As she recounts in her new memoir How to Lose Friends and Influence No One, Giuliani had spent the early part of her time in New York chasing work as an actor — submitting herself for the role of Meadow on The Sopranos without the knowledge of the casting agency where she worked, dancing in the background of Whit Stillman’s The Last Days of Disco, and playing a sex worker in the background of a made-for-TV mafia movie. She had originally turned to catering, she said, as a way to make ends meet while looking for work. But she eventually built a thriving business, one that put her on television in its own culinary way, with appearances on everything from Good Morning America to Rachael Ray and so many more. She had always wanted to be a storyteller, whether as a writer or an actor, and with catering she found she got to tell stories with food. “I'm an accidental caterer,” she says. “I didn't really know my place. And then when I decided that this was the place that I wanted to be, and I wanted to devote my career to this, I realized that I could actually be a food and beverage storyteller.”

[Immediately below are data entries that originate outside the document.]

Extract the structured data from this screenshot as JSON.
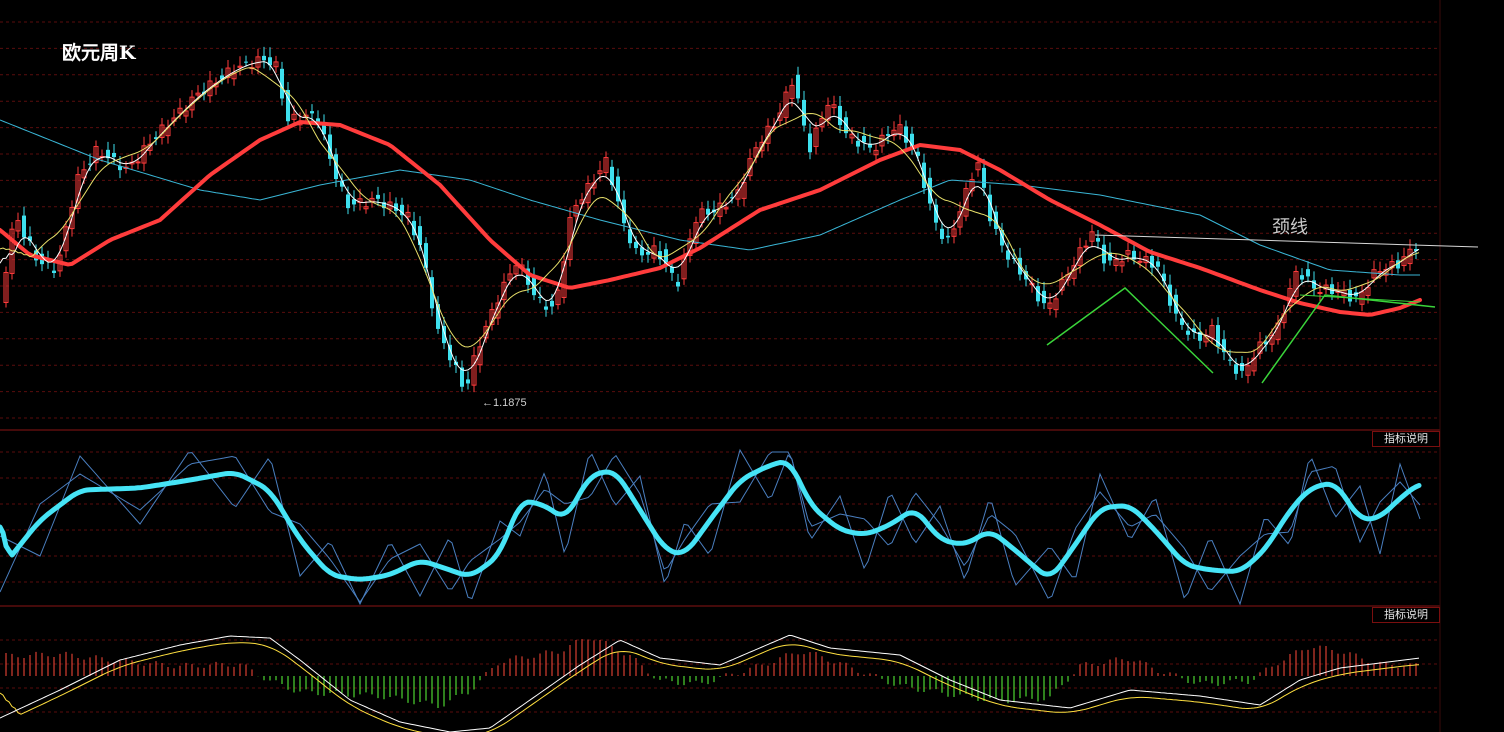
{
  "title": "欧元周K",
  "neckline_label": "颈线",
  "low_marker": "1.1875",
  "indicator_buttons": [
    "指标说明",
    "指标说明"
  ],
  "chart_data": [
    {
      "type": "candlestick",
      "title": "欧元周K",
      "annotations": [
        "颈线",
        "1.1875"
      ],
      "colors": {
        "up": "#ff3b3b",
        "down": "#3ee0ee",
        "ma_main": "#ff3c3c",
        "ma_slow": "#3ab6d6",
        "ma_fast1": "#ffffff",
        "ma_fast2": "#e8e06a"
      },
      "grid": "dashed-red-horizontal"
    },
    {
      "type": "line",
      "series": [
        {
          "values": []
        },
        {
          "values": []
        },
        {
          "values": []
        }
      ],
      "colors": [
        "#46e4f6",
        "#4a7fc0",
        "#4a7fc0"
      ]
    },
    {
      "type": "bar",
      "note": "MACD-style histogram with two lines",
      "colors": {
        "pos": "#ff4a3a",
        "neg": "#5cff3a",
        "dif": "#ffffff",
        "dea": "#ffe040"
      }
    }
  ]
}
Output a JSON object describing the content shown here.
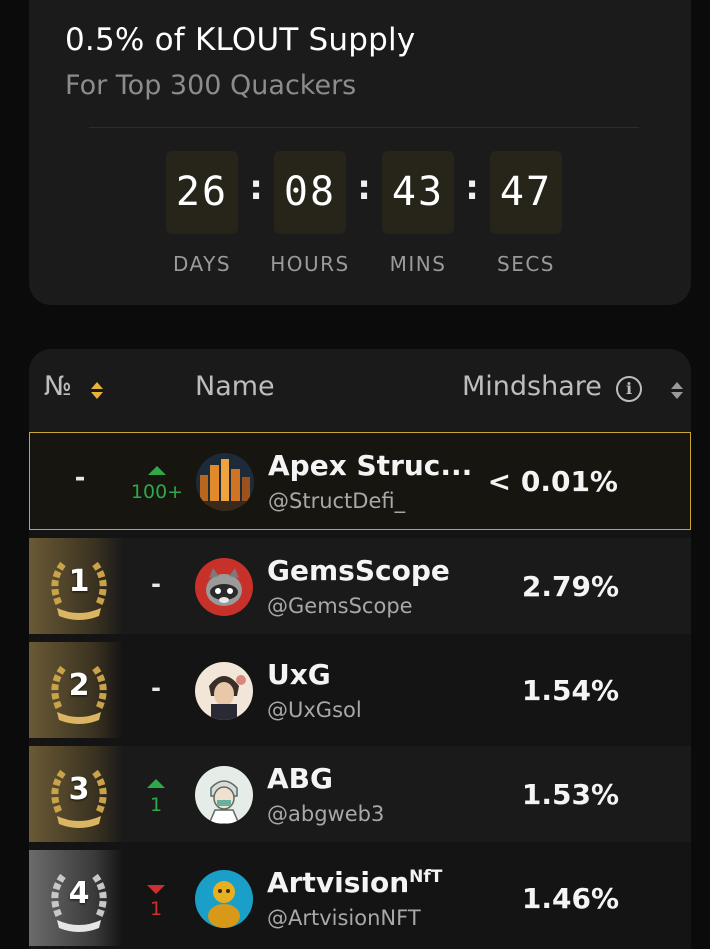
{
  "reward": {
    "title": "0.5% of KLOUT Supply",
    "subtitle": "For Top 300 Quackers"
  },
  "countdown": {
    "days": "26",
    "hours": "08",
    "mins": "43",
    "secs": "47",
    "separator": ":",
    "labels": {
      "days": "DAYS",
      "hours": "HOURS",
      "mins": "MINS",
      "secs": "SECS"
    }
  },
  "table": {
    "headers": {
      "rank": "№",
      "name": "Name",
      "mindshare": "Mindshare"
    },
    "info_symbol": "i",
    "rows": [
      {
        "rank": "-",
        "change_dir": "up",
        "change": "100+",
        "name": "Apex Struc...",
        "handle": "@StructDefi_",
        "mindshare": "< 0.01%",
        "avatar_icon": "city-avatar-icon"
      },
      {
        "rank": "1",
        "change_dir": "none",
        "change": "-",
        "name": "GemsScope",
        "handle": "@GemsScope",
        "mindshare": "2.79%",
        "avatar_icon": "raccoon-avatar-icon"
      },
      {
        "rank": "2",
        "change_dir": "none",
        "change": "-",
        "name": "UxG",
        "handle": "@UxGsol",
        "mindshare": "1.54%",
        "avatar_icon": "anime-character-avatar-icon"
      },
      {
        "rank": "3",
        "change_dir": "up",
        "change": "1",
        "name": "ABG",
        "handle": "@abgweb3",
        "mindshare": "1.53%",
        "avatar_icon": "masked-character-avatar-icon"
      },
      {
        "rank": "4",
        "change_dir": "down",
        "change": "1",
        "name": "Artvision",
        "name_sup": "NfT",
        "handle": "@ArtvisionNFT",
        "mindshare": "1.46%",
        "avatar_icon": "golden-figure-avatar-icon"
      }
    ]
  },
  "colors": {
    "accent_gold": "#e6b23a",
    "up_green": "#2fa84a",
    "down_red": "#d12f2f",
    "highlight_border": "#c9a534"
  }
}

Giuliani retains her commitment with her latest book, a follow-up to her 2019 memoir Tiny Hot Dogs. This latest book arises from the ashes of the pandemic when, as Giuliani says, “we all got sent to our rooms.” Incidentally, her acting gig on Billions was also her last one before the lockdown began. The effects of this period were devastating for everyone, a professional events and catering company like Giuliani’s by no means excluded. She wanted to return from the pandemic with a fresh point of view on her work, her life, and her way of telling stories about them, to reemerge with renewed appreciation, truth, and an eye toward the future. “Because, after a while, like anything, you're like, agh, another crab cake,” she laughs. “And then once it's taken away from you, and you don't know when it's gonna come back…I just said, I want to do it again, but I want to do better and I want to do it with more appreciation.” It was time to go deeper into her own stories and into her life.
In How to Lose Friends and Influence No One, Giuliani’s bubbly personality and introspection intertwine as she tells personal, intimate stories about her childhood, her career, her marriage, her brushes with fame, and her health. We are with her on the diving board as she spends an afternoon at a swimming pool with nuns from her Catholic elementary school; on a sex retreat at Kripalu; revisiting the marriage of her grandmother, a Hamptons hotelier, through the eyes of her own marriage and business. She also chronicles running into Michael Imperoli after years of knowing him first as a Chelsea bartender; her struggles with endometriosis; and the way the life we hope for sometimes slips through our grasp only to create the promise of new dreams, embodied by the tantalizing possibility of a dinner with Fran Leibowitz. “I dedicate the book to obviously my family, but I also say I dedicate it to the reader, [to] please remember that dreams don't have expiration dates,” Giuliani says.
Giuliani and MGCE power on in a world of events that’s been changed by the pandemic, certainly, but not dampened. “I think [the pandemic] taught us that we could do more with less. And I don't necessarily think that was a bad thing,” Giuliani says. And while she says luxury art, fashion, and entertainment events are still of course high end, simplicity has become key. This also extends into the home. We shouldn’t be bending over backward trying to impress people, but rather just share space with people we love, especially since we spent so long without doing that. “I always say like, home cooking is not a reality show…at the end of the night, [no one] is going to give you a prize because your mashed potato peaks were airy,” she laughs. “What they will remember is that you actually sat with them at the table, and you actually shared this meal.”
The lifestyle expert expands on this, suggesting that, when hosting a gathering, to serve the things that bring you comfort, joy, and maybe have a story associated to them. “Be aware of [things like], how are you going to make it? How are you going to serve so that you can actually spend time with the people that you're inviting to your home?” she adds. “Yes, it's nice to make things pretty, but what they're going to remember is how they felt being with you.”